I haven't gotten to spend much time at the occupation—I'll
head there again today after work for the aftermath of the big labor solidarity
march—but I've heard and read and seen enough to know that it is a Very Good
Thing. Don't let anyone, fake left or unabashed right or phony neutral, tell
you otherwise. Yes, the people taking part in this occupation have a range of
political ideas, from liberal-reformist to libertarian to anarchist to
socialist revolutionary. So yes, there's
no one unified program. Yes, some of them are inconsistent or confused. Yes,
their various tactics run the gamut from inspired to not so much. None of this matters.
What matters is that a group of young people are in motion in a protest that,
whatever its contradictions, focuses on the symbol of the capitalist system of
exploitation and oppression. Wall Street. And calls for a reversal of the
robbery of the planet's wealth and resources.

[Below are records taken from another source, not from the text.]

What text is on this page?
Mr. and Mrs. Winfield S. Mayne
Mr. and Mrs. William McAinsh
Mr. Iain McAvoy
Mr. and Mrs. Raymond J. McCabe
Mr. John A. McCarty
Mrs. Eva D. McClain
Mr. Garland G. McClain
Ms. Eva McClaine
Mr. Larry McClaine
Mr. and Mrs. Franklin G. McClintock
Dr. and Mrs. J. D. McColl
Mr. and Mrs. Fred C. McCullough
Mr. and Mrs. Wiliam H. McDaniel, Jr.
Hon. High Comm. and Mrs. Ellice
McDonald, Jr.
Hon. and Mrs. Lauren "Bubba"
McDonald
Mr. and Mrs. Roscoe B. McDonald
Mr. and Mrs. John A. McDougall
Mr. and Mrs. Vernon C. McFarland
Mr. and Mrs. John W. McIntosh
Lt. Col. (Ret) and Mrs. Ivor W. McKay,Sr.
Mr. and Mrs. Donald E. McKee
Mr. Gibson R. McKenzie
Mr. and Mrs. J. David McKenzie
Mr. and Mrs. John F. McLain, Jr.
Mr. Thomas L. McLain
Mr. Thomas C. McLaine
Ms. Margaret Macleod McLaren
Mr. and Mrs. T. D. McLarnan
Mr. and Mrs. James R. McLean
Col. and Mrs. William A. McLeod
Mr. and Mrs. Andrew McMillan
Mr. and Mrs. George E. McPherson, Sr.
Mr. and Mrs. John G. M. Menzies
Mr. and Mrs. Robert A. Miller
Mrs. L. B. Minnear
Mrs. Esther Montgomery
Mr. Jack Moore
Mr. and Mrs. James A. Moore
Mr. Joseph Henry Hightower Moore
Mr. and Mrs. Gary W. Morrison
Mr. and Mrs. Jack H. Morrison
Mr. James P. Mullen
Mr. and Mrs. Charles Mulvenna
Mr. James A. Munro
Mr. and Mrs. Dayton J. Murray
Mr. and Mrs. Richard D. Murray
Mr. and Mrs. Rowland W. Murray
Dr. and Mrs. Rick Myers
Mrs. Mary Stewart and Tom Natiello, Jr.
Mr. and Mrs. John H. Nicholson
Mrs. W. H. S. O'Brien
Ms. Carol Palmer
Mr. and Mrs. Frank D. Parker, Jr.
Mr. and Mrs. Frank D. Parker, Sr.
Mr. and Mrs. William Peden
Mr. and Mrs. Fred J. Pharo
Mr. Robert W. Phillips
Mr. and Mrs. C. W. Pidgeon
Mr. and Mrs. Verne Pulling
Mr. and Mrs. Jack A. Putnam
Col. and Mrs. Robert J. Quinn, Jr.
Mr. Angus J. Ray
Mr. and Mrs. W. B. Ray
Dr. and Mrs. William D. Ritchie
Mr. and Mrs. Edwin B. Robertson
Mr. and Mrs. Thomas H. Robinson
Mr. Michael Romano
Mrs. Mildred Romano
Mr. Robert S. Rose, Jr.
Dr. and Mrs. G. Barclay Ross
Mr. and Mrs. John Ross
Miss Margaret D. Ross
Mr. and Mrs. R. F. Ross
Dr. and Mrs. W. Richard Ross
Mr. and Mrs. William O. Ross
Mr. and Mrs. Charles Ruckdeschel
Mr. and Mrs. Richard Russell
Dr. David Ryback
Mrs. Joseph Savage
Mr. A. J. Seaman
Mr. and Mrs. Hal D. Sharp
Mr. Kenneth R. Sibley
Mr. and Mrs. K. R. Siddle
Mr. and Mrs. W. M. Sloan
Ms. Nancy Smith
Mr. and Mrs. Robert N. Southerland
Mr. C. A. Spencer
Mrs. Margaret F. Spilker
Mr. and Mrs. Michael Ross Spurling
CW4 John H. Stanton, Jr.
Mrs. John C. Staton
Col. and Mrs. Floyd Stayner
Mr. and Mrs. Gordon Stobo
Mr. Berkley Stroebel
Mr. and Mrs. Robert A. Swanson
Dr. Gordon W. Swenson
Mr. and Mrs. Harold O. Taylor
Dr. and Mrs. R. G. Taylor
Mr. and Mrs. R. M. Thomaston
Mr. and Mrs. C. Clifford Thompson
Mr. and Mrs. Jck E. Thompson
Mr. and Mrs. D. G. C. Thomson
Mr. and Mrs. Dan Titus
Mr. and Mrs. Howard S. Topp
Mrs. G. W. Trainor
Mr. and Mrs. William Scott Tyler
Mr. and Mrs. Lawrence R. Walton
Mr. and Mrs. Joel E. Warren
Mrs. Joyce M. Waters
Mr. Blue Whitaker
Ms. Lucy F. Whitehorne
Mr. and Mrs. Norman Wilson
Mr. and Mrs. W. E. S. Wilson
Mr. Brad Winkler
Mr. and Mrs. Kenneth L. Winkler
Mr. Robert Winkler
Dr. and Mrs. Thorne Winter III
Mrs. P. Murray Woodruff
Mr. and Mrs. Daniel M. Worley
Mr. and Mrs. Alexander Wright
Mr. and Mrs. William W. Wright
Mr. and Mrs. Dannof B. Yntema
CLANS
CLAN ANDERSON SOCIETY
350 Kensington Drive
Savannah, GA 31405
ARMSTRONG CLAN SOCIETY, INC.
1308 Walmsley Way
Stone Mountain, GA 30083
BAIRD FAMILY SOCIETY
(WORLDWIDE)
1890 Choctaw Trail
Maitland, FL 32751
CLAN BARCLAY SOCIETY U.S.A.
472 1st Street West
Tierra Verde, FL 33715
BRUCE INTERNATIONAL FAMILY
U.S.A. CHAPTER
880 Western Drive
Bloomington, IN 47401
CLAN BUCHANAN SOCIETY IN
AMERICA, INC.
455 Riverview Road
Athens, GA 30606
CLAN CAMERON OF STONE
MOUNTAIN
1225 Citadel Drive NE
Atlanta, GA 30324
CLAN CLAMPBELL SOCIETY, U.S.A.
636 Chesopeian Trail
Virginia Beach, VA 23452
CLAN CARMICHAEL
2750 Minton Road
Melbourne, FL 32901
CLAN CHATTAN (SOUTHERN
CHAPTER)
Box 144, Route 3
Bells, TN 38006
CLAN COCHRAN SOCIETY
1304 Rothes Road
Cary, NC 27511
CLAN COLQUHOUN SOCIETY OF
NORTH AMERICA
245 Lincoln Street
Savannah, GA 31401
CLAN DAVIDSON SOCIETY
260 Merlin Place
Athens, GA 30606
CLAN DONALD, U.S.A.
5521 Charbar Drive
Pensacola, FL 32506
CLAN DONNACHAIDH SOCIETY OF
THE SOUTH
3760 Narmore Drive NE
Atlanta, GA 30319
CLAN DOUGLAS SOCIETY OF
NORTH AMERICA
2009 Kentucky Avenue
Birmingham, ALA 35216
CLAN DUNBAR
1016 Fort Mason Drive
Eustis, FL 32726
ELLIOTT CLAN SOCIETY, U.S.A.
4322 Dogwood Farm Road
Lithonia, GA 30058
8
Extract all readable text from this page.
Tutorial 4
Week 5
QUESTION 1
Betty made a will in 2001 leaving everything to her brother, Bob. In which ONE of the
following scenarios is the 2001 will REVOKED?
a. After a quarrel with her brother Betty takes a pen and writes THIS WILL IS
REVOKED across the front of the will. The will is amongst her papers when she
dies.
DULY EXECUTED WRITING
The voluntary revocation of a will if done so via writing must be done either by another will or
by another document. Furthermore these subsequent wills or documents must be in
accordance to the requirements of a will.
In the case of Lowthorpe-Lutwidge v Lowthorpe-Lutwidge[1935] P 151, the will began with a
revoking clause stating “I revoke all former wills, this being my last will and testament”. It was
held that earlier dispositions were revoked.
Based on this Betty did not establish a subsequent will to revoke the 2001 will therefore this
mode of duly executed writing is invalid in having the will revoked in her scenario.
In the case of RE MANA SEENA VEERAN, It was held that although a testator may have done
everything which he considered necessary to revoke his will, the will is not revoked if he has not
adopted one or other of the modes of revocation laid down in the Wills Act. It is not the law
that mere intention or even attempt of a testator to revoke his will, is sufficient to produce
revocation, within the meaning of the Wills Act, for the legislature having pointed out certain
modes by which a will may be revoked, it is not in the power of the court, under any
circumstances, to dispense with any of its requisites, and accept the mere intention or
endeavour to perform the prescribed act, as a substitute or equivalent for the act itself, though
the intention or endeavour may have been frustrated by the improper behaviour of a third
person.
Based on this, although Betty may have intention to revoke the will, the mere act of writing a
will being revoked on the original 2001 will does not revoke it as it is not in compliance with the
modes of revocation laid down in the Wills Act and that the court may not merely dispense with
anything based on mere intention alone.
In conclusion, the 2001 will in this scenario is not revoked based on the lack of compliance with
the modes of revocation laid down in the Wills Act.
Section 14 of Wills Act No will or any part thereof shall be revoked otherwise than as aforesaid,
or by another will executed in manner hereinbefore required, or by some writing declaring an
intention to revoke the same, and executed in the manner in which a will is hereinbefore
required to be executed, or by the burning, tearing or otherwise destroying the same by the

It will be good to watch the occupation grow more
multinational, although if you've been told it's overwhelmingly white you've
been lied to as there are many people of color taking part; their numbers are
growing and will continue to grow. It will be good to see its class character
turn more proletarian, although if you've been told it's a bunch of privileged
middle-class kids you've been lied to as there are many working-class students
and unemployed people taking part; their numbers are growing and will continue
to grow. It will be good to see the protesters continue claiming their right to
take to the streets no matter how violently the NYPD attacks and brutalizes
them, as it has several times now, with nearly a thousand arrests on record. It
will also be good to watch support expand, as the cops' vicious maneuvers are
exposed over and over despite the bourgeois media's best efforts to cover them up, a lá
The Times has been relentless in its campaign to ridicule,
demean and belittle the Wall Street protesters. One of my favorite, most
bizarre and laughably specious digs, made not only by the Times but by many
other bourgeois sources, goes something like this. 'These protesters claim to
be against Wall Street companies, against the system that manufactures goods
for profit. And yet look at them using these very goods, look at them with
their laptops and their smartphones, look at them utilizing the very high-tech
goods made by the very companies they target as the enemy. Ha ha aren't these kids
silly hypocrites.' Really, New York Times? Really, that's your case? That
someone who doesn't like the capitalist mode of production ought not to own or
use anything thus manufactured? Which is everything, every item of clothing,
every toothbrush, sock, scissors, pen, every low-tech thing along with every
high-tech gadget—every thing is a capitalist commodity, so I guess we're all supposed
to go wander the streets naked and starving rather than handle any commodity
produced by this vile system. You've got it backward, silly bourgeois stooges.
We will, as someone you'll be hearing about a lot once said, use your very
tools to dig your system's grave.
All of which we'll be talking about a lot this weekend at
the Workers World Party national conference. Where I hope to see many participants
from the Occupy Wall Street movement.